Get per-sample gradient without clipping and noise adding

Given a training process I need, at each step, to get all gradients tensors associated to each individual sample of the batch; then I need to perform some operation on each of this gradients, finally collect them together and perform the .optimizer.step().
I found that Opacus could fit my problem, but:

  • I don’t need nor the gradient clipping neither the noise adding

  • on the other hand I need to access the set of gradients associated to each batch’s element and perform some operation on them; after these operations I’ll get a single gradient that will be used for the weight update (.optimizer.step()).
    Is it possible to do this with Opacus library?

Hi @Torcione
Yes, you can use opacus for that; Take a look at GradSampleModule (opacus/grad_sample/

It’s a wrapper around nn.Module that encapsulates per sample gradient computation. When you wrap your model with GradSampleModule, each trainable parameter will get .grad_sample attribute containing per-sample gradients. No noise or clipping is performed.

Hope this helps

1 Like

Hi @ffuuugor,

Is it possible to use this GradSampleModule on loss function which themselves contain derivatives? I’ve managed to calculate per-sample gradients using a combination of forward_pre_hook and full_backward_hook, however, I’ve noticed that if your loss function contains terms that are derivatives using hooks naively fails. Could opacus be a solution for this?

For clarity, this was briefly discussed in this thread: Per-sample gradient, should we design each layer differently? - #22 by AlphaBetaGamma96 and I wrote a small example snippet which highlights where it fails here: per-sample-gradient-limitation/ at main · AlphaBetaGamma96/per-sample-gradient-limitation · GitHub

Do you think opacus could solve this issue?

Thank you! :slight_smile:

I’ll take a closer look at the code a bit later, but my first hunch would be that opacus won’t make much of a difference.

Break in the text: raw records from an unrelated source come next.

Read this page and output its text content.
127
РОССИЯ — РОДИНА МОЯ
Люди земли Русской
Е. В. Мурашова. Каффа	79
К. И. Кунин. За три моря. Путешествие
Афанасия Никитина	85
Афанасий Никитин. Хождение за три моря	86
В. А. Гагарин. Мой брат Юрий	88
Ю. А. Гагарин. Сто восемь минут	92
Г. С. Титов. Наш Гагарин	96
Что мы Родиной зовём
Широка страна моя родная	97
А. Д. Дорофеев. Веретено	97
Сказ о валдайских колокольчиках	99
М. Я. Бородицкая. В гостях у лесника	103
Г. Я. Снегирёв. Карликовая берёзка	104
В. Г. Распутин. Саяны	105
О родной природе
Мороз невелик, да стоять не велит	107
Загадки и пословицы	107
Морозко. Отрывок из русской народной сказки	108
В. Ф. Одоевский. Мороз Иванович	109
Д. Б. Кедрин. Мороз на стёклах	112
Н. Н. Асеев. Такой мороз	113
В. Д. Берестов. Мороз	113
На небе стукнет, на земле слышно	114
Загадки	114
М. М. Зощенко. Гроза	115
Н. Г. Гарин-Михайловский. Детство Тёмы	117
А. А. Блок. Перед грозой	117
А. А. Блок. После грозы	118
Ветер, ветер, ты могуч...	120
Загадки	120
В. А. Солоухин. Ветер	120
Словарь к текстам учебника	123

We also use hooks (although it’s regular backward hooks, not full_backward_hook, that are being deprecated in the newer PyTorch version), so I don’t see a reason why we won’t face the same problem in opacus

Hi, I’m interesting this topic.How to get per-sample gradient.Can you show some examples?

Hi @chensquan, Differential Privacy Series Part 2 | Efficient Per-Sample Gradient Computation in Opacus | by PyTorch | PyTorch | Medium explains this with an example. You can also check out this guide.